4. This is because the worker is not only a producer he is also a consumer. A steel worker does not merely produce steel, he and his family also consume food, clothing, shoes, and a host of other articles. If he loses his job his purchasing capacity is drastically reduced, and consequently he has to drastically reduce his consumption. He will now buy only essentials like food and medicines (to survive) but he stops buying most industrial goods like cars, gadgets, etc.

This reduction in spending leads to reduction in sales, which in turn leads to recession

5. The solution to the problem is therefore to increase the purchasing power of the masses. There is no difficulty in increasing production, but how will the goods produced be sold when most people do not have the money to buy?

6. The French economist Jean Baptiste Say propounded his well known ‘Say’s Law ‘ which says that production will find its own demand, and Adam Smith in his ‘ Wealth of Nations’ spoke of “the invisible hand” which will lead to unending progress. However, subsequent developments, particularly the Great Depression from 1929 to 1939 have proved these theories false

Hence the problem is not how to increase production (that can easily be done with the large number of competent engineers and immense natural resources we have) but how to raise the purchasing power of the masses, so that the goods produced can be sold. But how is this to be done? This is the problem to which all serious thinkers must now apply their minds.

In socialist countries the method of raising the purchasing power of the masses, and thereby rapidly expanding the economy and consequently abolishing unemployment, was broadly this:

(a) Prices of commodities were fixed by the government.

(b) These prices were reduced by 5-10% every 2 years or so

(c) This resulted in steadily increasing the purchasing power of the masses, because with the same income people could buy more goods. In other words, the real income of the masses went up even if nominally it remained the same (since real wage is relative to the price index).

(d) Simultaneously, production was stepped up, and this increased production could be sold in the domestic market, as the purchasing power of people was steadily rising.

(e) This led to rapid expansion of the economy, leading to creation of millions of jobs and thereby abolition of unemployment.

During the Great Depression which hit the Western economies in 1929 (it continued till the breakout of the Second World War in 1939, despite the New Deal of President Franklin Roosevelt) when about one third or more people in Western countries were unemployed and factories were shutting down, the Soviet economy was rapidly expanding and unemployment abolished in the Soviet Union by following the above methodology.

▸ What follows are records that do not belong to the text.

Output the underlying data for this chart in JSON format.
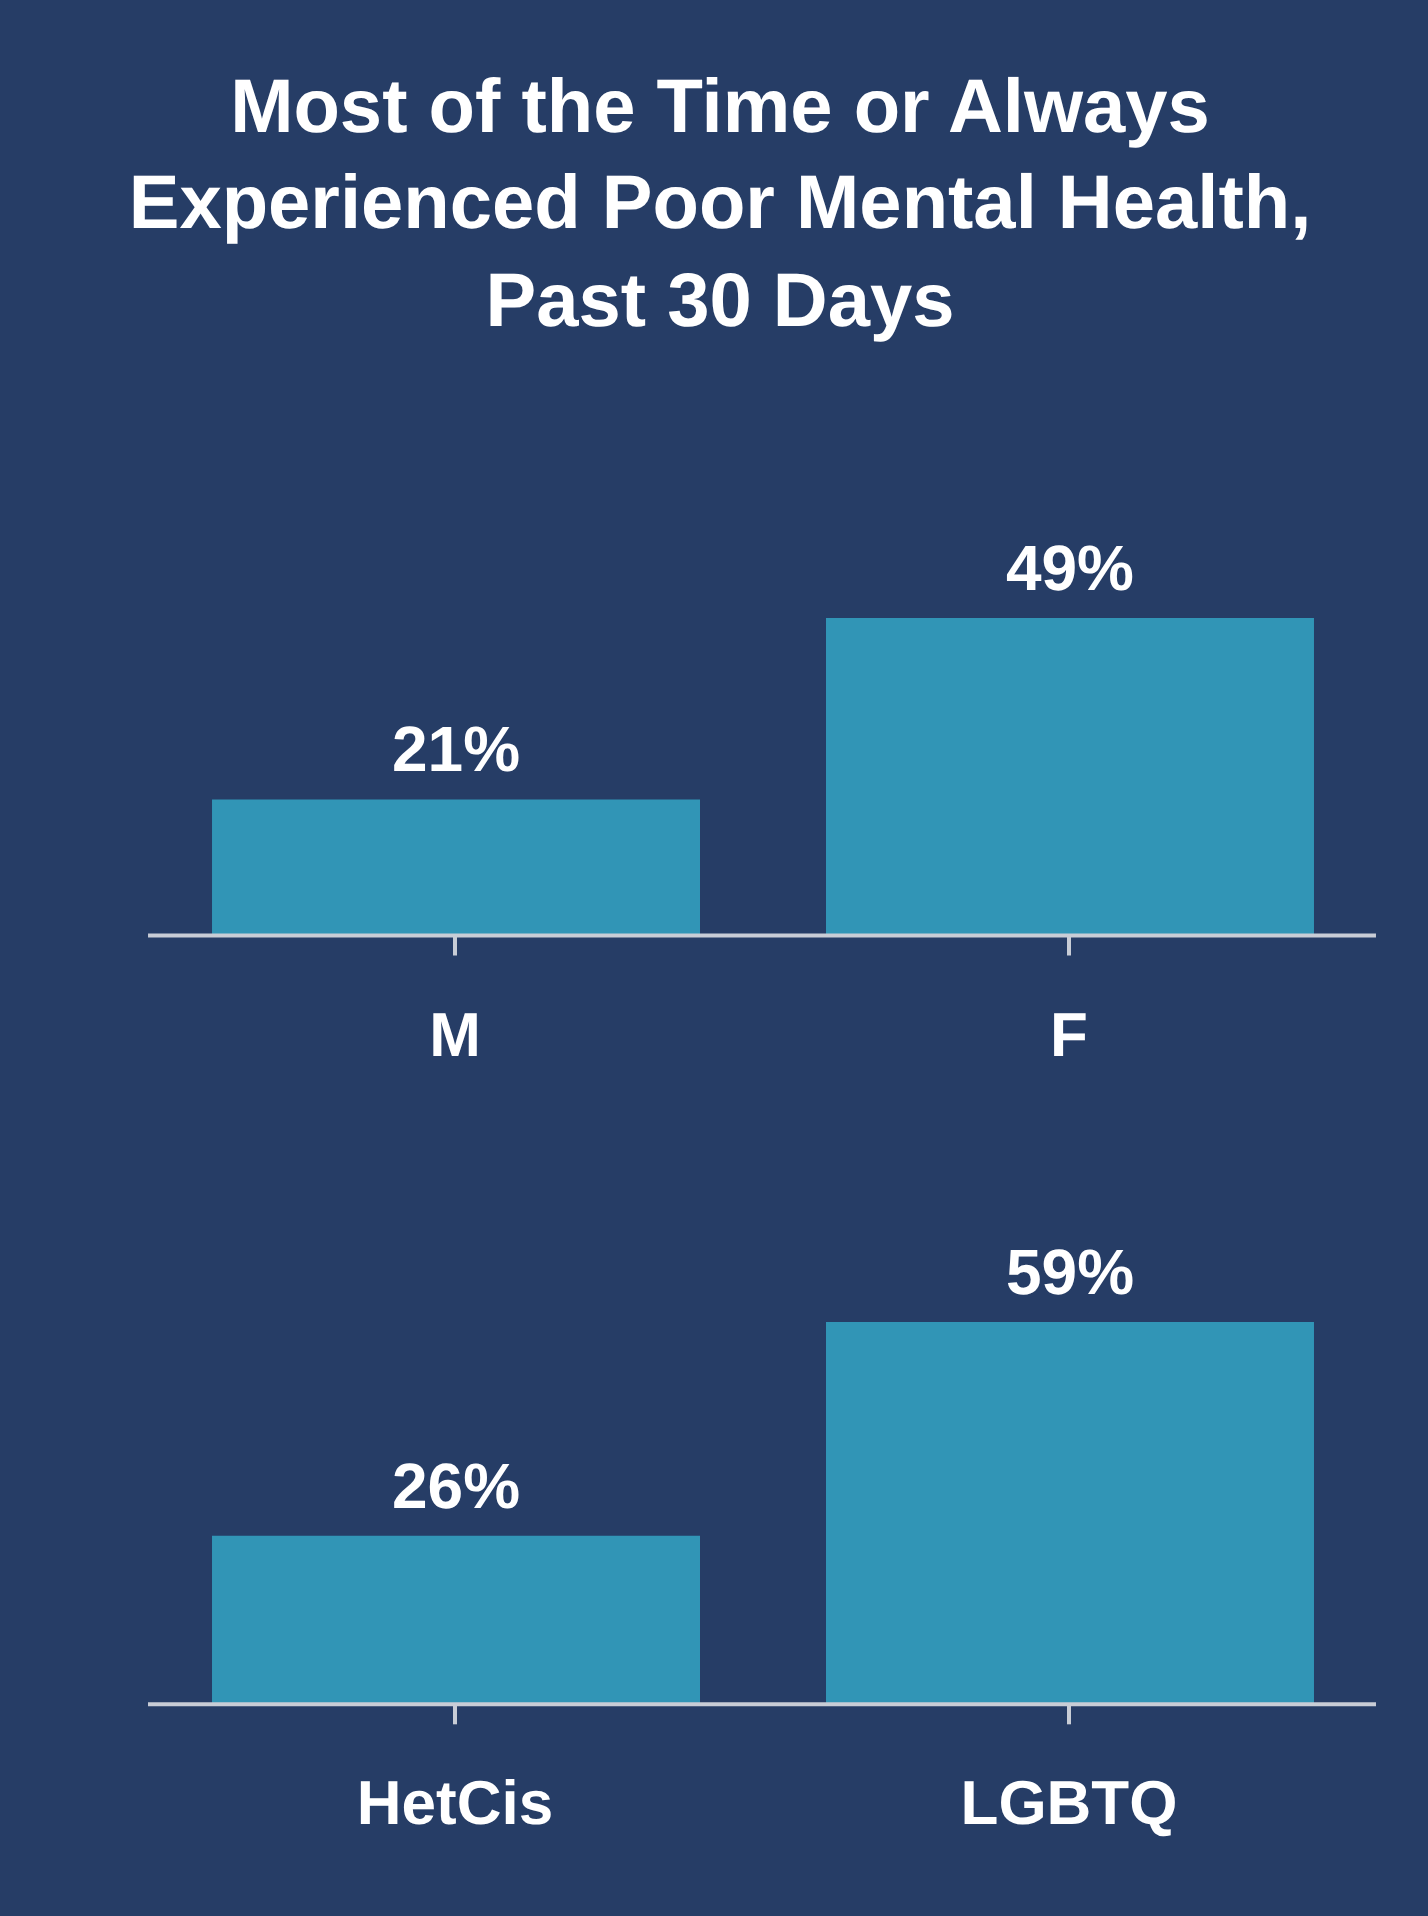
{
  "chart_data": [
    {
      "type": "bar",
      "title": "Most of the Time or Always Experienced Poor Mental Health, Past 30 Days",
      "categories": [
        "M",
        "F"
      ],
      "values": [
        21,
        49
      ],
      "value_labels": [
        "21%",
        "49%"
      ],
      "color": "#3195b6"
    },
    {
      "type": "bar",
      "categories": [
        "HetCis",
        "LGBTQ"
      ],
      "values": [
        26,
        59
      ],
      "value_labels": [
        "26%",
        "59%"
      ],
      "color": "#3195b6"
    }
  ]
}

Of course this was only possible in a socialist economy, where the problem was solved by state action.

I am not saying that we must necessarily follow the method adopted by socialist countries. We can adopt any other method if thereby we can raise the purchasing power of the Indian masses and thereby rapidly expand the Indian economy, which is the only way of eliminating the recession and abolishing unemployment in India. The central point, and therefore the main problem before India, is how to raise the purchasing power of the masses? Do we follow the method of socialist countries, or some other method?